Sandra Mara Curti, residente em Londrina, chegou a requerer medida protetiva por conta das ameaças do ex-marido, Alan Borges, que acabou por cumpri-las, matando a ex-mulher com 22 facadas na presença dos dois filhos do casal. Levado a julgamento pelo júri, foi proferida sentença condenatória, confirmada pelo Tribunal de Justiça do Estado do Paraná, que fixou a pena em 33 anos e 4 meses de reclusão.
Alan, como tantos outros que perfilham roteiro semelhante, pautou-se por uma ideia que ainda perdura: “se não for minha, não será de mais ninguém”. Nem mesmo a reprimenda alta, como a que recebeu, é suficiente para frear a fúria assassina desse tipo controlador, que prefere perder a liberdade a ver a ex-companheira seguir a vida sem a sua interferência.
Aliás, essa concepção de ser dono do destino dela tem lastro na cultura machista que prega ser a mulher propriedade do homem, sujeitando-se às vontades dele. Afinal, um macho que não dá as cartas é como um atacante que não faz gol.

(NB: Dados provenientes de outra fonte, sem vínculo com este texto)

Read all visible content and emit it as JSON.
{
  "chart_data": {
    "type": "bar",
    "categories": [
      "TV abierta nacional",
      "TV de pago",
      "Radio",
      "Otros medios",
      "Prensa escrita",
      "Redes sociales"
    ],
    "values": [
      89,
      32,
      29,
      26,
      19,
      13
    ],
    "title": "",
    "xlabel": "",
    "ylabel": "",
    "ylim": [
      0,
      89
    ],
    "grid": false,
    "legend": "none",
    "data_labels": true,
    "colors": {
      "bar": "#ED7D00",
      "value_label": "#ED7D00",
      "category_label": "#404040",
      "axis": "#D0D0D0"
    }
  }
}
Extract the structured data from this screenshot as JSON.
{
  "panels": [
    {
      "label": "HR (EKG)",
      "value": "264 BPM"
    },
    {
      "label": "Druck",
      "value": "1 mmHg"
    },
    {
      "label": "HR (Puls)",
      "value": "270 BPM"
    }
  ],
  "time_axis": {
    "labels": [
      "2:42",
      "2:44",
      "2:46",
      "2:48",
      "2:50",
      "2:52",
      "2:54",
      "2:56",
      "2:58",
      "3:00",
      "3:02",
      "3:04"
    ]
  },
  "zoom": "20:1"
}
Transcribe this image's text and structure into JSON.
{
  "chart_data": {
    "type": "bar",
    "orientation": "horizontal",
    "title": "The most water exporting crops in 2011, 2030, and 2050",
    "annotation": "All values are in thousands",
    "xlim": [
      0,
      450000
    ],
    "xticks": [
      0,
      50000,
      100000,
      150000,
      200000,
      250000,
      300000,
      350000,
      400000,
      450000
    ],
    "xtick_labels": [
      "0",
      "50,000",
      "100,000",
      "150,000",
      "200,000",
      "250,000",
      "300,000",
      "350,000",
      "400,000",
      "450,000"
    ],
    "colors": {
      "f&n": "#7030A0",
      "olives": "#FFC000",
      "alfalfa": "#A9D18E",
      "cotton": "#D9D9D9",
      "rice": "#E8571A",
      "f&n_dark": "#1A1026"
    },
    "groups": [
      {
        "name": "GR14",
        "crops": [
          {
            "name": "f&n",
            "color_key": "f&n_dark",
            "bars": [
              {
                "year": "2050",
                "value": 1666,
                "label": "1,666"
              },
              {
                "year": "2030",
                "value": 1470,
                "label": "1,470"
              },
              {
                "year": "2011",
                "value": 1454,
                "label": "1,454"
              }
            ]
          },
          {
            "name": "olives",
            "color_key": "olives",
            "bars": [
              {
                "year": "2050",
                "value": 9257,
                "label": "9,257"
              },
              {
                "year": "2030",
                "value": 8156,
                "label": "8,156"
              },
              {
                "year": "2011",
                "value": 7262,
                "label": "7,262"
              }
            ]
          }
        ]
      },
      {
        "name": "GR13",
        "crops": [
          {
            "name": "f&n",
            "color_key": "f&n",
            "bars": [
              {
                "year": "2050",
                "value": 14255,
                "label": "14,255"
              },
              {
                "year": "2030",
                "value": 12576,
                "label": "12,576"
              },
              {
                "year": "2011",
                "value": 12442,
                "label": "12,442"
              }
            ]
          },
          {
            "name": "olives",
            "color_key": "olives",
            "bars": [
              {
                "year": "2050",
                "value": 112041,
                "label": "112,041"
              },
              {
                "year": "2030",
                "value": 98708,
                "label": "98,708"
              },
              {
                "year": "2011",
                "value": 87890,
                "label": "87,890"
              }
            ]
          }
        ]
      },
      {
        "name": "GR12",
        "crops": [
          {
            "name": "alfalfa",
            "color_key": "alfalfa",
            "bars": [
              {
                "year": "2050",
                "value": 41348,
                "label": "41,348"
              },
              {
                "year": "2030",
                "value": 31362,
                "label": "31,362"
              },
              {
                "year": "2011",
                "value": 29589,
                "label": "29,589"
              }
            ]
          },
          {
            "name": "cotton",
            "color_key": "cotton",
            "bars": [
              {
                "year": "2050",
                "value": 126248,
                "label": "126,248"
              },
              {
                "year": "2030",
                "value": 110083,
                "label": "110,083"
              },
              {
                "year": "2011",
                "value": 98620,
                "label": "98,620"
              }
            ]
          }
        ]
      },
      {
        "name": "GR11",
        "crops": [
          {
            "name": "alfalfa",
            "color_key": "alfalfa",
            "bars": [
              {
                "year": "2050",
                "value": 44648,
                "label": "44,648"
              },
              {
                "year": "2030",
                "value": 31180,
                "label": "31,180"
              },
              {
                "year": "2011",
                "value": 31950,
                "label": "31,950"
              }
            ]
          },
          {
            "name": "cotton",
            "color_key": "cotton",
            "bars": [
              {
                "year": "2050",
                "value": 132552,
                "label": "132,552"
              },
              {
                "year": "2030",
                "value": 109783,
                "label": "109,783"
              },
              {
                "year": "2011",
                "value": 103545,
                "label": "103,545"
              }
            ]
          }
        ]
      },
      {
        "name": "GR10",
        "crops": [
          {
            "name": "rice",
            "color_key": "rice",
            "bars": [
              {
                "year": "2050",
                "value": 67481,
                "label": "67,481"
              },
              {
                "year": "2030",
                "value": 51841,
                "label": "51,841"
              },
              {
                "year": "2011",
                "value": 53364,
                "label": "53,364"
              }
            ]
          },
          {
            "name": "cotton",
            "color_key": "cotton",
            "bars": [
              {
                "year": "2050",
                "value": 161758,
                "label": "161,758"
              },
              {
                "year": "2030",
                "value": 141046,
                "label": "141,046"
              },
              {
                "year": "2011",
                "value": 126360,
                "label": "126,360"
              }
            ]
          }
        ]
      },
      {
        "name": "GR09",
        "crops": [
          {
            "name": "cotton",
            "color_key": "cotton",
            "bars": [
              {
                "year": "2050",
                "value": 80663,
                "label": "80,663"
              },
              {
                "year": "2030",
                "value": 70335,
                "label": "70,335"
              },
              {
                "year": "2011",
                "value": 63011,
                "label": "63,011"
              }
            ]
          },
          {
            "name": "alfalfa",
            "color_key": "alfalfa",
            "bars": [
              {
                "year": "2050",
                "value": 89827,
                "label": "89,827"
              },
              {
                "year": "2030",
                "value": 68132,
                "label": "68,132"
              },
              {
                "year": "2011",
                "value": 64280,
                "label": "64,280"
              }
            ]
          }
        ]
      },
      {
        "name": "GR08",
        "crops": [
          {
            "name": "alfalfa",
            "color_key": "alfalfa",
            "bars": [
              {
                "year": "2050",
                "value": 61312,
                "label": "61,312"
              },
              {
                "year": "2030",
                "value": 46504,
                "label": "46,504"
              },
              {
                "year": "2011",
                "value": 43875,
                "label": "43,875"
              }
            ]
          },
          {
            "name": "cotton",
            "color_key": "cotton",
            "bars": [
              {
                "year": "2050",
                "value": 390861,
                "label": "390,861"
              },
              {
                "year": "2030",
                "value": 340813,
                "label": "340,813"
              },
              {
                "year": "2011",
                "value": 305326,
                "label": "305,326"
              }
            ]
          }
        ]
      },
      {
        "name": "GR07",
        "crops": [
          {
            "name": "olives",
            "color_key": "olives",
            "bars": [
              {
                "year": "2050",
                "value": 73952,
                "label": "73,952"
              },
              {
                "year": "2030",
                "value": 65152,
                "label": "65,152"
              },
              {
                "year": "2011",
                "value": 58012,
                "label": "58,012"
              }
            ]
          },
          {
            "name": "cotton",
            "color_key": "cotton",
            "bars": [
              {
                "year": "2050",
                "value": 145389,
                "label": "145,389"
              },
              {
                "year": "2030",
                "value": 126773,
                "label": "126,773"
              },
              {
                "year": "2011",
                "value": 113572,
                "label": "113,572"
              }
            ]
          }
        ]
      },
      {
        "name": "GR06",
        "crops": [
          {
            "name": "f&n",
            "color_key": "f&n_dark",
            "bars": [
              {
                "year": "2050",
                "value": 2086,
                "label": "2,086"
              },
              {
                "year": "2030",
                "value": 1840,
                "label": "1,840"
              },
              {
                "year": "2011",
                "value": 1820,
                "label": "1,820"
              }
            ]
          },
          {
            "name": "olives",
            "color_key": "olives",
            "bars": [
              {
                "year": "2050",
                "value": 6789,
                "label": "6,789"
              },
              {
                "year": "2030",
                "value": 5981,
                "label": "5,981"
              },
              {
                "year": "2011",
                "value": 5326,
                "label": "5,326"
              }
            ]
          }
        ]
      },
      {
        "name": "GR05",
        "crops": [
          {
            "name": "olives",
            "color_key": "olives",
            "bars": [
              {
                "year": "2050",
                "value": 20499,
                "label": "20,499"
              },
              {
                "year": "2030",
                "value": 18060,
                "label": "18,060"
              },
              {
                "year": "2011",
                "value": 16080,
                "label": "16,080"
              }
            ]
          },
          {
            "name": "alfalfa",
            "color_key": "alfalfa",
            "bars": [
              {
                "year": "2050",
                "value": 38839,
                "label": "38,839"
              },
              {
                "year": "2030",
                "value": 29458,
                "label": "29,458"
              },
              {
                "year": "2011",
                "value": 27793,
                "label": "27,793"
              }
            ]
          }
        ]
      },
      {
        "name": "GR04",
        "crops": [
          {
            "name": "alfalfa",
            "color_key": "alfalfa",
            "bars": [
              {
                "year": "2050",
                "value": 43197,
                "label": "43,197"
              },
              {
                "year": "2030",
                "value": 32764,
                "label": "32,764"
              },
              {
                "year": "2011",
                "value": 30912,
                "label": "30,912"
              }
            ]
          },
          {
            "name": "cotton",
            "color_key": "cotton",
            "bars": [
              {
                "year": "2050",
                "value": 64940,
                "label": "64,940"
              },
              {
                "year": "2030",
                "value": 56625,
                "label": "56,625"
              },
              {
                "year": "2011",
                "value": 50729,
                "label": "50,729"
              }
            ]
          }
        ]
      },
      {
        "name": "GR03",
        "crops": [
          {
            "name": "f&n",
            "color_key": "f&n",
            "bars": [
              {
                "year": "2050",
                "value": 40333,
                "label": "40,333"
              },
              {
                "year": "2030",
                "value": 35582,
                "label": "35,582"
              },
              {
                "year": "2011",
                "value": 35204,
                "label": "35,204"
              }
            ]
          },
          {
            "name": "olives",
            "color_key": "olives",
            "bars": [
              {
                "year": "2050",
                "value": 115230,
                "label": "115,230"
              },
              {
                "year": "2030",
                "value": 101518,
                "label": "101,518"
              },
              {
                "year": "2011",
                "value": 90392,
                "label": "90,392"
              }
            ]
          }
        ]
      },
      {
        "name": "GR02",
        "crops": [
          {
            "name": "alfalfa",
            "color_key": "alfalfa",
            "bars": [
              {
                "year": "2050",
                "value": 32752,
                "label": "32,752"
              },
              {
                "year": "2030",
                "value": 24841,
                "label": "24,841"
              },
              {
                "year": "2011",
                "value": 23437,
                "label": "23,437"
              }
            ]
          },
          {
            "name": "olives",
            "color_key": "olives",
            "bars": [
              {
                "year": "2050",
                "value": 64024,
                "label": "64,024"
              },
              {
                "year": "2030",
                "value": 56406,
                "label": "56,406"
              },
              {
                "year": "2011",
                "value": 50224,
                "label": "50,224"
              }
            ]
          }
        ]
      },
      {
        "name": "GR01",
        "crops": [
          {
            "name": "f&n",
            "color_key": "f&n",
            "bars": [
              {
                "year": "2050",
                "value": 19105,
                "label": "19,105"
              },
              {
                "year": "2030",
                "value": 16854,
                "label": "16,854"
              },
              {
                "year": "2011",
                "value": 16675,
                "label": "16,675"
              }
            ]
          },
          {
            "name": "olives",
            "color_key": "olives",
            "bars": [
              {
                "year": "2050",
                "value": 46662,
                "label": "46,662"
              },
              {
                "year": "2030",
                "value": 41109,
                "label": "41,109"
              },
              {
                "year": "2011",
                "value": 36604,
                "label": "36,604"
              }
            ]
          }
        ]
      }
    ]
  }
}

Homens assim impregnados dessa masculinidade tóxica ladram e mordem. Portanto, estejamos sempre atentos ao primeiro latido para que não ocorra sua repetição e – menos ainda – a mordida que pode ser fatal.
Wagner Cinelli de Paula Freitas é desembargador do TJ-RJ e autor dos livros “Sobre ela: uma história de violência” e “Metendo a colher”.